After a personal tragedy, Brian Reader (Michael Caine) is roped back into the underworld of robberies. He brings a team together of former thieves and brings an alarm specialist and new face into the fold, in the shape of Basil (Charlie Cox). The six elderly gentlemen plan to break into a vault in Hatton Garden, which holds over £200 million in diamonds, cash and gold.

This is 100% one of those movies that fits into the mould of the real story being more interesting than the film itself. It’s such a shame because this could have been an interesting look into the men that committed this crime but it descends into a rough and often unfunny thread of bickering and gruff London blokes cracking nasty comments. ‘King of Thieves’ definitely outlives its early charm and whilst there are some doses of alright comedy, they are few and far between a heist that arrives too soon and isn’t as exciting as it deserved to be.

There are elements within the robbery which are playful and work on the humour revolving around their senior years and a couple of stronger moments utilise on the tension of them in the act and the possibility of being caught. A Tchaikovsky backed sequence of thieving is a stand out snippet with ‘Whiplash’ levels of editing and a burst of diamond hungry energy. This and the quality of the performers involved don’t outweigh the overly long run-time and a film that doesn’t seem to know what angle it’s going for.

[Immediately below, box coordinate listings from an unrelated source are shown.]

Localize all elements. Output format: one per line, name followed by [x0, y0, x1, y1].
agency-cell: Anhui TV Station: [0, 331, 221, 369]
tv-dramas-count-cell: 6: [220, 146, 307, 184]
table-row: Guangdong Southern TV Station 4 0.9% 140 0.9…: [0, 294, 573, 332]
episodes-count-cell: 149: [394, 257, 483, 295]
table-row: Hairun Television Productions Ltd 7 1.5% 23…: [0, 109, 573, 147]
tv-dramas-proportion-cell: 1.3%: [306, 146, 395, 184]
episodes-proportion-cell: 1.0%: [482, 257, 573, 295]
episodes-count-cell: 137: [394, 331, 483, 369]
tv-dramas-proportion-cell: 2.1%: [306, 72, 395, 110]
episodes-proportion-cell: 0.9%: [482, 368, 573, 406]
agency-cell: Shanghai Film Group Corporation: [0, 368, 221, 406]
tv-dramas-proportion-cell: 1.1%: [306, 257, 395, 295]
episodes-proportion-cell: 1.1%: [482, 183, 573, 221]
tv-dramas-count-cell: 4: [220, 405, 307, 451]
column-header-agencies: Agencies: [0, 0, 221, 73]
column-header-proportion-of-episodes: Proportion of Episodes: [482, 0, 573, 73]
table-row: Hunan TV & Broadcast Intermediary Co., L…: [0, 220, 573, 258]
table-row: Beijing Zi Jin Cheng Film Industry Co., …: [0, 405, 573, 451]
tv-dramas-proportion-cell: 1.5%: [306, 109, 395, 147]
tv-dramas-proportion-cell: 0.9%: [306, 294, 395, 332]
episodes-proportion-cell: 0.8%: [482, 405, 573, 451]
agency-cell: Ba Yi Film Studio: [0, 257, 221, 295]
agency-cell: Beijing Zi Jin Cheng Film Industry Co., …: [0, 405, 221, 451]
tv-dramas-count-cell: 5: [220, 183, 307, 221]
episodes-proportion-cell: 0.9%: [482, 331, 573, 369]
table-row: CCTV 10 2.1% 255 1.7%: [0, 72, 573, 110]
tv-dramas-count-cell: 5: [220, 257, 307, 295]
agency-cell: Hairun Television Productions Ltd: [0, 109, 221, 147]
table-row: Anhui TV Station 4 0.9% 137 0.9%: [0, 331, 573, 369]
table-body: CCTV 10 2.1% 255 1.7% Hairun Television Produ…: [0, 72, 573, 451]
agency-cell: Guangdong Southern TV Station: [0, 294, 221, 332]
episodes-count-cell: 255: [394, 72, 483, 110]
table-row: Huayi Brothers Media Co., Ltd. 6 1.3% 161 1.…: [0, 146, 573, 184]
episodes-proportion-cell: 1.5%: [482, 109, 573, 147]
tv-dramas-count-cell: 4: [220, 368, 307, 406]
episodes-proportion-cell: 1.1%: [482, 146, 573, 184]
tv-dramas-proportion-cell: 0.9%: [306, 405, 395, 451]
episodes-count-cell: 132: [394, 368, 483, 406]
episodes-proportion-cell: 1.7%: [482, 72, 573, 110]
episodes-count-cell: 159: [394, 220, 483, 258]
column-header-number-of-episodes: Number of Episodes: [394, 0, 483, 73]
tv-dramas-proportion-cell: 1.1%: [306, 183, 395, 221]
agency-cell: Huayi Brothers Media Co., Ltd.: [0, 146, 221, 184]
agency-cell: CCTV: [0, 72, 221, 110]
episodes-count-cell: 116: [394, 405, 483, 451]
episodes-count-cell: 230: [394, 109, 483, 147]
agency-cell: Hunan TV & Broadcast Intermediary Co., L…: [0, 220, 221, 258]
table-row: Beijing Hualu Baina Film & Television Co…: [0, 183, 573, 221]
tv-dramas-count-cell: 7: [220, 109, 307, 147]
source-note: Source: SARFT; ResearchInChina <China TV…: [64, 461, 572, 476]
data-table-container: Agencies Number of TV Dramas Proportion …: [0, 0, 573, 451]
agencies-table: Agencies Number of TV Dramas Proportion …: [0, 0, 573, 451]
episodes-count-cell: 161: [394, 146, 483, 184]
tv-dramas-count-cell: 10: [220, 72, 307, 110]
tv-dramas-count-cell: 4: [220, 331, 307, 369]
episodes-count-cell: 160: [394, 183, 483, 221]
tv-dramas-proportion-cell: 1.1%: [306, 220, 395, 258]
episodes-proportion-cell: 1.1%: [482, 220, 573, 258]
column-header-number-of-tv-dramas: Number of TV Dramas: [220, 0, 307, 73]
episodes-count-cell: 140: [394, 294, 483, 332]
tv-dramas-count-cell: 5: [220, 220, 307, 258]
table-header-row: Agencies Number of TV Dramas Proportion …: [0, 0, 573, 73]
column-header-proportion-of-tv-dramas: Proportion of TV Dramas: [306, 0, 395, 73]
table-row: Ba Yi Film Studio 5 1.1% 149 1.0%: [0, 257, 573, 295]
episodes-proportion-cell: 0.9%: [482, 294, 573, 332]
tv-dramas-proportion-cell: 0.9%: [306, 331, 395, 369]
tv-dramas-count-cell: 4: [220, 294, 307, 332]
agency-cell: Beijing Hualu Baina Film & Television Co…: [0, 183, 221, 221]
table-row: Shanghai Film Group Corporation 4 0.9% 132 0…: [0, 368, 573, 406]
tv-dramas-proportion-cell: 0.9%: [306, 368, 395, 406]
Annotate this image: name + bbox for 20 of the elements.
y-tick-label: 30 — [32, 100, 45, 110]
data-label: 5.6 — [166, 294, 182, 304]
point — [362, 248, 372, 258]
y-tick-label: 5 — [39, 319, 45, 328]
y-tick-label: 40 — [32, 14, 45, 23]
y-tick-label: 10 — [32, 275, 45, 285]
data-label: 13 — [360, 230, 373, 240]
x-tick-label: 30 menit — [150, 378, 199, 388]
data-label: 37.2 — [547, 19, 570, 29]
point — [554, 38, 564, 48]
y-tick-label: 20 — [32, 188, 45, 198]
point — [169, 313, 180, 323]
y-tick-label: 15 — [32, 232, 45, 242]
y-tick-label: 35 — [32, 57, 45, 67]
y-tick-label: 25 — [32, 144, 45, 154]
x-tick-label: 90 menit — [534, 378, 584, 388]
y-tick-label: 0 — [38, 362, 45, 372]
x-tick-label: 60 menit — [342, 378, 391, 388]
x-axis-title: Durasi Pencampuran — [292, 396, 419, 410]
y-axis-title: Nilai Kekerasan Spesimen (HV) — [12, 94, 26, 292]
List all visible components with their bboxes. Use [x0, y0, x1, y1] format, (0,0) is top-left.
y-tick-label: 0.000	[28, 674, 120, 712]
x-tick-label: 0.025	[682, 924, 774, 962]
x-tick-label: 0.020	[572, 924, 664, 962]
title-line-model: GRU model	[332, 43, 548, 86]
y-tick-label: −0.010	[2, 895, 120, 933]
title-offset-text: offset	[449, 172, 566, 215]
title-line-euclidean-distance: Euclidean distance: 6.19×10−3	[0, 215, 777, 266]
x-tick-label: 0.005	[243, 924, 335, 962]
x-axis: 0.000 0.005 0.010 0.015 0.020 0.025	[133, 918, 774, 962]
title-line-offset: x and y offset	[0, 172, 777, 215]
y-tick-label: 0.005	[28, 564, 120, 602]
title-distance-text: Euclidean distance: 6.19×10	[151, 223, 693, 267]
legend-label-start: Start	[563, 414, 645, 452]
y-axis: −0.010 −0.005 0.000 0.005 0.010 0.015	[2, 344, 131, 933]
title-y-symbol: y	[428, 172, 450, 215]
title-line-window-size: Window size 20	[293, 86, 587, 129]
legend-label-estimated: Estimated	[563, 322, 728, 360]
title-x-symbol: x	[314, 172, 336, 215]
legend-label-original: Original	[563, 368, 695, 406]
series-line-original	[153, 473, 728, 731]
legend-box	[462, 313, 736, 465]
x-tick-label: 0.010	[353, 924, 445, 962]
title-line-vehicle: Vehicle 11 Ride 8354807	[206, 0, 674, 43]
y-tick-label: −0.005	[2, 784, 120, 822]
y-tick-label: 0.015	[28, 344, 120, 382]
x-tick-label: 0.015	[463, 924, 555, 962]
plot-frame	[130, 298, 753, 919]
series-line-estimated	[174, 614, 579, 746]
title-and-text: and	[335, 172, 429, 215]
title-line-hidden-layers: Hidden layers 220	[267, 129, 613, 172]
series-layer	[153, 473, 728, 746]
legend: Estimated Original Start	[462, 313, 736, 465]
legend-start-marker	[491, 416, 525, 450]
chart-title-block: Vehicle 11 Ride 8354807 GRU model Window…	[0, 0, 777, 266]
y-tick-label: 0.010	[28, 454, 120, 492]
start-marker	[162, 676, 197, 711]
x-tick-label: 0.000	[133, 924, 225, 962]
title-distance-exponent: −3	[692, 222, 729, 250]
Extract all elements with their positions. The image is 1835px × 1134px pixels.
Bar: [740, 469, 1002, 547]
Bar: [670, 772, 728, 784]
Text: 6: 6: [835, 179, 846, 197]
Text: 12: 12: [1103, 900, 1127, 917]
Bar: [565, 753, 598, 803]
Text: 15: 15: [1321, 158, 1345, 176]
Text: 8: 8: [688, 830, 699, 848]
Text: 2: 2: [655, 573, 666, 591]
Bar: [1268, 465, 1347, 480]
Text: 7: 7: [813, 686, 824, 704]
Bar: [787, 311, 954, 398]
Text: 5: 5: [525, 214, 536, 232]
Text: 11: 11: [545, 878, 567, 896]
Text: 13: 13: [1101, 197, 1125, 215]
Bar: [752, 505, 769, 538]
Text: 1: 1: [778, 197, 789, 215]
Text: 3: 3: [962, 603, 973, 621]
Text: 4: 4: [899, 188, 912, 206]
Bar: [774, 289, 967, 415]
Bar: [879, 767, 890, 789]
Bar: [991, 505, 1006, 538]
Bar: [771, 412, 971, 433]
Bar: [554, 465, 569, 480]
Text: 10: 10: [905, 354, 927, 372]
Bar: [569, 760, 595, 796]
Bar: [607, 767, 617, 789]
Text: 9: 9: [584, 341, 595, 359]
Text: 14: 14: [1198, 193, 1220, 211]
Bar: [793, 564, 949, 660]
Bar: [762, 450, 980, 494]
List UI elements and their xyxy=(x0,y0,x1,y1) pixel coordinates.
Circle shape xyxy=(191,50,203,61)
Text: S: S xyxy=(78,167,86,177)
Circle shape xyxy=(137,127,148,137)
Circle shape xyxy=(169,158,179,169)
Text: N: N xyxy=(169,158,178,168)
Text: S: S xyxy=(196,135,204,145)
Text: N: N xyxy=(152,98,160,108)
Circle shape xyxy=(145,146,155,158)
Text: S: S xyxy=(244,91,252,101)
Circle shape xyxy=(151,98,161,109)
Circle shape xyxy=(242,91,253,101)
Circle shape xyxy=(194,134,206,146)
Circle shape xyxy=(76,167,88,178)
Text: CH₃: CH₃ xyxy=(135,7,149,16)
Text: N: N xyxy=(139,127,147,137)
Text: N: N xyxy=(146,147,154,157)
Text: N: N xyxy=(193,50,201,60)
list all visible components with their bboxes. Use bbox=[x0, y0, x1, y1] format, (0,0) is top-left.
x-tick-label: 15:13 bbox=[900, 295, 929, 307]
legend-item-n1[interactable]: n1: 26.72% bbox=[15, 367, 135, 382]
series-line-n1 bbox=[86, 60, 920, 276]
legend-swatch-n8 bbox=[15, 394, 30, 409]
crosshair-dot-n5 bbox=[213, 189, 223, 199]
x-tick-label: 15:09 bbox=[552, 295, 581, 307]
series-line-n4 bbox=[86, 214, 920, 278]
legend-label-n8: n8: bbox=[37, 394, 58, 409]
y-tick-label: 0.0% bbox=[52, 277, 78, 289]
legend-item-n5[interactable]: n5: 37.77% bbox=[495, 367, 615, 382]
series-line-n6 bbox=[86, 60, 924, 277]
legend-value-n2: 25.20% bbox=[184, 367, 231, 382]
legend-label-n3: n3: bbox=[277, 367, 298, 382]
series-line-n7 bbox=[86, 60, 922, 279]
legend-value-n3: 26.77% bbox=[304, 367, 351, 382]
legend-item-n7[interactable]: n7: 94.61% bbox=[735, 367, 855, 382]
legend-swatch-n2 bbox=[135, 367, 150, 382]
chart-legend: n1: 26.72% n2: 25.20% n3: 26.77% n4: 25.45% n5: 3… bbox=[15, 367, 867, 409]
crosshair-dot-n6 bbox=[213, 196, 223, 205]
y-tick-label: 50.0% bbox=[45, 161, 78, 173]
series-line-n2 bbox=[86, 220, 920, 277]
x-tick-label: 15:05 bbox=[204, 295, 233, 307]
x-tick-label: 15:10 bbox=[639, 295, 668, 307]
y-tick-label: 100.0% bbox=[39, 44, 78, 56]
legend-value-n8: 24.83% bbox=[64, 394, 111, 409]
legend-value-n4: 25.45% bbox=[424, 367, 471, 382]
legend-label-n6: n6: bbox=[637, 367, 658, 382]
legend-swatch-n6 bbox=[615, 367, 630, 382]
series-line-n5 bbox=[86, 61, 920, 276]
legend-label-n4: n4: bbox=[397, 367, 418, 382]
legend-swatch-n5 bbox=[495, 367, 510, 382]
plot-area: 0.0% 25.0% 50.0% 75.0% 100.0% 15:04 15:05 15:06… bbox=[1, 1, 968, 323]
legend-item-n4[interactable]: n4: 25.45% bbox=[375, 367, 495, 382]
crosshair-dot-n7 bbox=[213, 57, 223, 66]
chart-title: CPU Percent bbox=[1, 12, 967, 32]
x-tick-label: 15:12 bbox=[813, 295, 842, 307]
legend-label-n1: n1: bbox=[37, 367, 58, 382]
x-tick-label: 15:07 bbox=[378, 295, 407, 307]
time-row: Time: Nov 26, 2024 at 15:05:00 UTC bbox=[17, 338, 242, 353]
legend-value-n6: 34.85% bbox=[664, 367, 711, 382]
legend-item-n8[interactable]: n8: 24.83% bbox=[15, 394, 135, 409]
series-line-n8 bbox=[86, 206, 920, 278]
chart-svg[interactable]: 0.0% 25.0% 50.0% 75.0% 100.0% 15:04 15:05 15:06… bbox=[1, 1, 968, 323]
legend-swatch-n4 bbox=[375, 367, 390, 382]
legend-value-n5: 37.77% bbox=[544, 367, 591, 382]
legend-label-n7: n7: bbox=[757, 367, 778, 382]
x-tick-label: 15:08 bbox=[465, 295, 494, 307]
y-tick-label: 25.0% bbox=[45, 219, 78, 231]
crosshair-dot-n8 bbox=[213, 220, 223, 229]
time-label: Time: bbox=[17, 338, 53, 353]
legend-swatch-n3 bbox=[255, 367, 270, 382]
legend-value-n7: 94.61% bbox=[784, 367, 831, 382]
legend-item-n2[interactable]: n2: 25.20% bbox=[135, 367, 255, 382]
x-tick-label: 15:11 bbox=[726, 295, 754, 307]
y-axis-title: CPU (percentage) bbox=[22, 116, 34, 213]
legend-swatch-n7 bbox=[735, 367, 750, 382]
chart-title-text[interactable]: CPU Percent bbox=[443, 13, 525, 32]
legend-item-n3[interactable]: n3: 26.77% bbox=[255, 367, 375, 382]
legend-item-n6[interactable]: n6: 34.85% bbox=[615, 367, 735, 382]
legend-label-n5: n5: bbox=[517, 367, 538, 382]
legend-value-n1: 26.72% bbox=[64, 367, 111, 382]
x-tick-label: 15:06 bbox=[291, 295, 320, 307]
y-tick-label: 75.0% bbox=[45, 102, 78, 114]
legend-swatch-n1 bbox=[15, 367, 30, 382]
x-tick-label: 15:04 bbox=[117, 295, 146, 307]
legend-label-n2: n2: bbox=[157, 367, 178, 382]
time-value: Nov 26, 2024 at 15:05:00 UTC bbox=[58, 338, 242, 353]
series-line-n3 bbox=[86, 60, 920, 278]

James Marsh directs a bunch of recognisable faces and there certainly seems to be a gentle chemistry between them, the first stages of this film are breezy but then it goes on and on in a way where stylistic choices of gangsters in the past flit into proceedings, grey army treachery bogs down a script laden with tiresome expletives and a police-heavy third act which isn’t as riveting or tense as, again it deserved to be.

Benjamin Wallfisch’s music, at points echoes the bouncy yet dramatic score which BBC’s ‘Hustle’ used so well and in fact this film does have some of the pre-swindling set up and snappy edits of the con itself, which mirrors the lighthearted entertainment of the Adrian Lester TV series but it doesn’t keep to this warmness. That would be fine if the eventual darker notes and masculine aggression weren’t so mishandled, becoming cringey character traits losing all the charm of the film.

‘King of Thieves’ may have acting royalty involved from Caine to Jim Broadbent but that doesn’t keep its crown from slipping away from meaty real events into a doddery, average retelling.